HomeCase Studies › Bury Council — 10-Bed HMO
Application Refused

10-Bedroom HMO Refused in Quiet Family Neighbourhood, Prestwich

📍 Prestwich, Greater Manchester
🏠 HMO — Change of Use (C3/E to Sui Generis)
✍ Bury Council, Ref: 70742
✅ Outcome: Refused

The Application

The applicant sought planning permission to change the use of a dwelling and an existing swim school building at 31 Grosvenor Street, Prestwich to a ten-bedroom House in Multiple Occupation (HMO), classified as Sui Generis. The proposals also included alterations to the fenestration of the pool building and a loft conversion with two rear dormer windows.

Grosvenor Street is a predominantly family-oriented residential street characterised by Edwardian terraced and semi-detached properties. The conversion of two buildings — a family home and a commercial swim school — into a large-scale HMO of this nature represented a significant intensification of use on the site.

The Client's Concern

The client contacted Planning Voice after discovering that a planning application had been submitted to convert a nearby property into a thirteen-bedroom house in multiple occupation. They lived on a small, quiet street with only a handful of residences and a very small number of existing occupants. The prospect of a single building accommodating thirteen people in such a confined setting alarmed the client, who was concerned about the dramatic change in the character of the street, the increase in noise and activity, and the pressure on already limited on-street parking. The client felt that the scale of the proposed HMO was wholly disproportionate to the size and nature of the surrounding area and sought professional assistance to challenge the application on proper planning grounds.

Our Objection

Planning Voice prepared a detailed, policy-based objection on behalf of neighbouring residents. Our submission identified four principal areas of concern, each grounded in the adopted development plan and national policy.

1. Impact on Residential Character and Amenity

A ten-bedroom HMO generates significantly greater levels of activity, noise, and coming-and-going than a family dwelling. Bury's Local Plan and the National Planning Policy Framework (NPPF 2024) both require that proposals respect the character and amenity of the surrounding area. A development of this scale and type was fundamentally at odds with the quiet, family-oriented residential environment of Grosvenor Street.

We argued that the concentration of occupants in a single building — with the associated noise from communal areas, unsociable hours of movement, and intensified use of outdoor spaces — would cause demonstrable harm to the living conditions of neighbouring residents.

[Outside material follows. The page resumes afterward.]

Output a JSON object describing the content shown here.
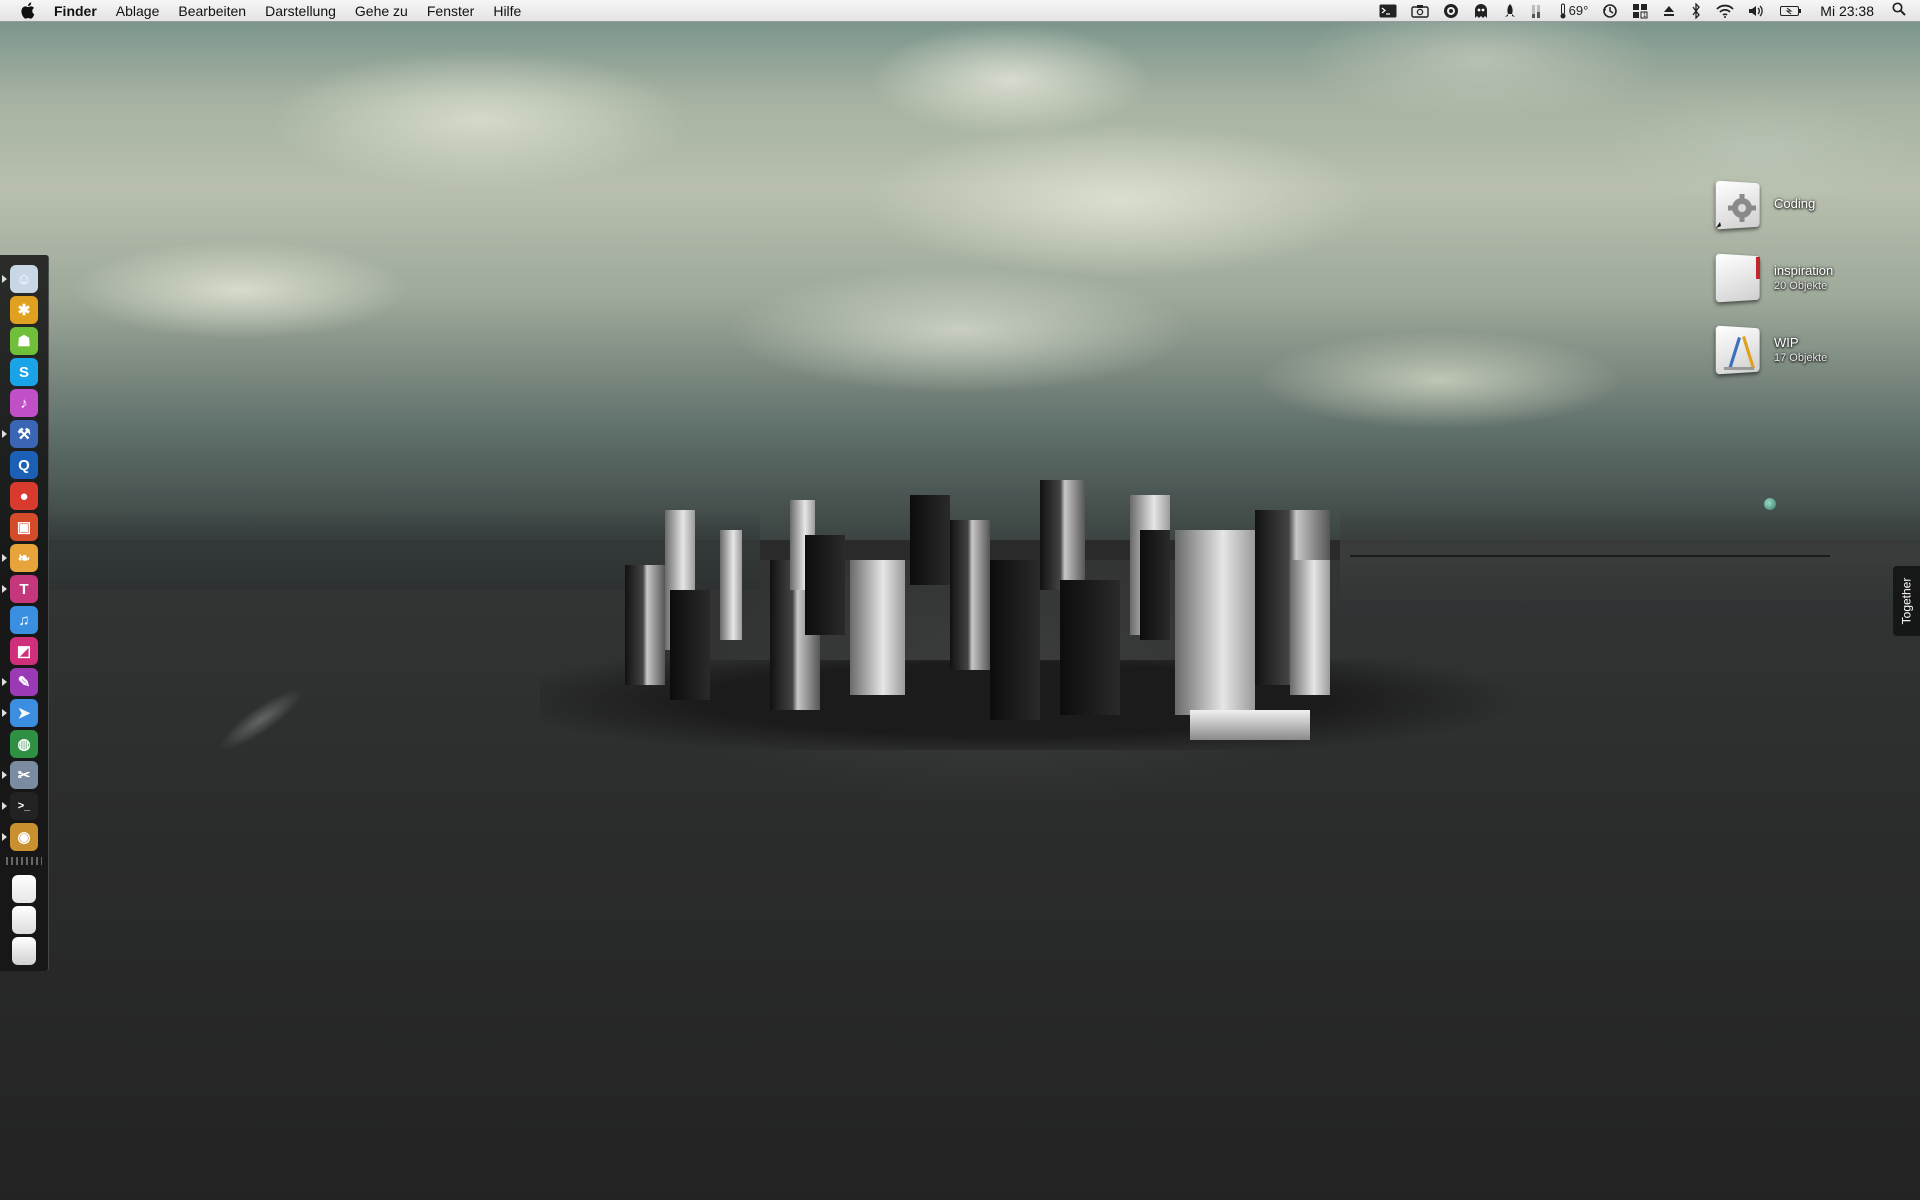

2. Harm to Architectural Character

The proposed dormer windows and alterations to the former pool building were assessed against Bury Council's design policies and the character of the surrounding Edwardian streetscene. The proposals would introduce features inconsistent with the established architectural vocabulary of the area, causing harm to the visual quality and uniformity of the street.

Key Policies Engaged

  • Bury Local Plan — residential amenity and HMO policies
  • NPPF 2024 — Chapter 12: Achieving well-designed places
  • NPPF 2024 — Chapter 15: Conserving and enhancing the natural environment
  • Local guidance on Houses in Multiple Occupation

3. Drainage and Flood Risk

The site already incorporated a pool building, and the area had pre-existing drainage constraints. Our objection drew attention to the absence of adequate drainage assessment with the application and argued that the intensification of use would exacerbate existing pressures on the local drainage network, potentially affecting neighbouring properties.

4. Parking and Highway Safety

Grosvenor Street was already experiencing pressure on on-street parking. A ten-bedroom HMO would introduce a significant number of additional occupants, each potentially with one or more vehicles, without the application demonstrating any adequate parking provision on site. Our objection noted that the proposal failed to meet the council's adopted parking standards and that the resulting overspill would create conditions harmful to highway safety and the amenity of neighbouring residents.

Outcome: Application Refused

Following the submission of Planning Voice's detailed objection, Bury Council refused the application. The council's decision engaged the grounds raised in our representation, including the impact on the character of the area, residential amenity, and parking pressure. The applicant did not resubmit.

What This Case Demonstrates

HMO applications are one of the most common planning disputes affecting residential neighbourhoods. They often proceed on the basis that occupancy is not a planning matter, but the planning system does regulate HMOs — particularly Sui Generis HMOs of six or more occupants — through use class policy, local HMO concentration policies, and the general amenity and character tests that apply to all development.

This case illustrates that a well-structured objection, which translates legitimate neighbourhood concerns into policy-based planning arguments, can be decisive. The applicant in this instance did not appeal the refusal.